Kelima, adanya kesadaran pertumbuhan keterbatasan pasar bebas dan motif keuntungan dalam menyediakan jumlah dan kualitas informasi dan ide dalam memenuhi kebutuhan masyarakat. Dominasi perusahaan media harus seimbang dengan kebijakan pemerintah dalam mendukung keragaman media, termasuk media independent, yang melayanii masyarakat bawah dan media alternatif.
Akhirnya, ada pengakuan bahwa kebebasan berekspresi tidak berarti mengeluarkan negara, dari persamaan. Cukup Sebaliknya: yang diperlukan negara, menegakkan aturan hukum. Banyak negara di dunia, termasuk di Asia, penyensoran pemerintah bukanlah satu-satunya atau bahkan yang paling serius ancaman bagi pekerja media dan seniman. Tak menyukai bicara adalah sah, namun secara umum (rutin) diserang oleh kepentingan non-pemerintah—termasuk memantik kemarahan orang banyak—lalu faktor eksternal dan menggunakan kekerasan, berarti yang tidak setuju dengan siapa mereka. Pasal 19 dari Deklarasi Universal Hak Asasi Manusia—Desember, 60 tahun terakhir–memperkenalkan prinsip bahwa: "Setiap orang berhak atas kebebasan mempunyai dan mengeluarkan pendapat; hak ini termasuk kebebasan memiliki pendapat tanpa gangguan, dan untuk mencari, menerima dan menyampaikan informasi dan ide melalui media apapun dan berapapun pembatasannya. "

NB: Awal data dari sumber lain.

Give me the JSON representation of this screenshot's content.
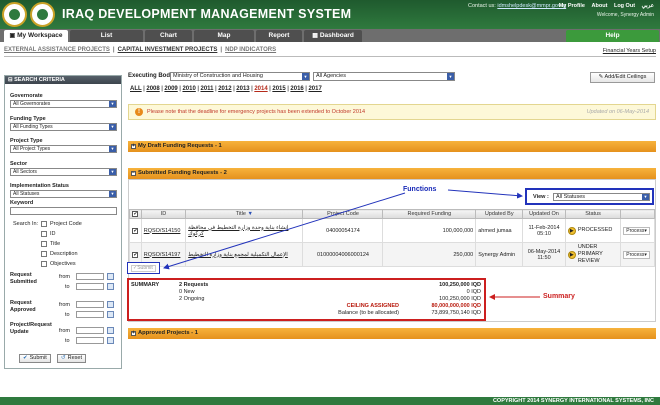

Ini adalah waktu yang ideal untuk menempatkan ke dalam zona praksis. Meskipun masih jauh dari kenyataan yang ada saat ini lebih dari pemahaman pentingnya dan bagaimana hak-hak asasi manusia ini bisa aman bagi semua. Tidak ada satu formula, tetapi interaksi kami di seluruh wilayah meyakinkan kita bahwa orang percaya nafsu di mana hak mereka untuk berbicara pikiran.***

Artikel ini diterjemahkan ke dalam Bahasa Indonesia oleh si empunya blog dan disadur dari Koran berbahasa Inggris “The Jakarta Post (07/01/2009)” pada rubrik Opini oleh; Kevin Boyle, Profesor Hukum di Universitas Essex, Inggris, dan Cherian George adalah asisten profesor di Sekolah Wee Kim Wee Komunikasi Informasi, Nanyang Technological University, Singapura.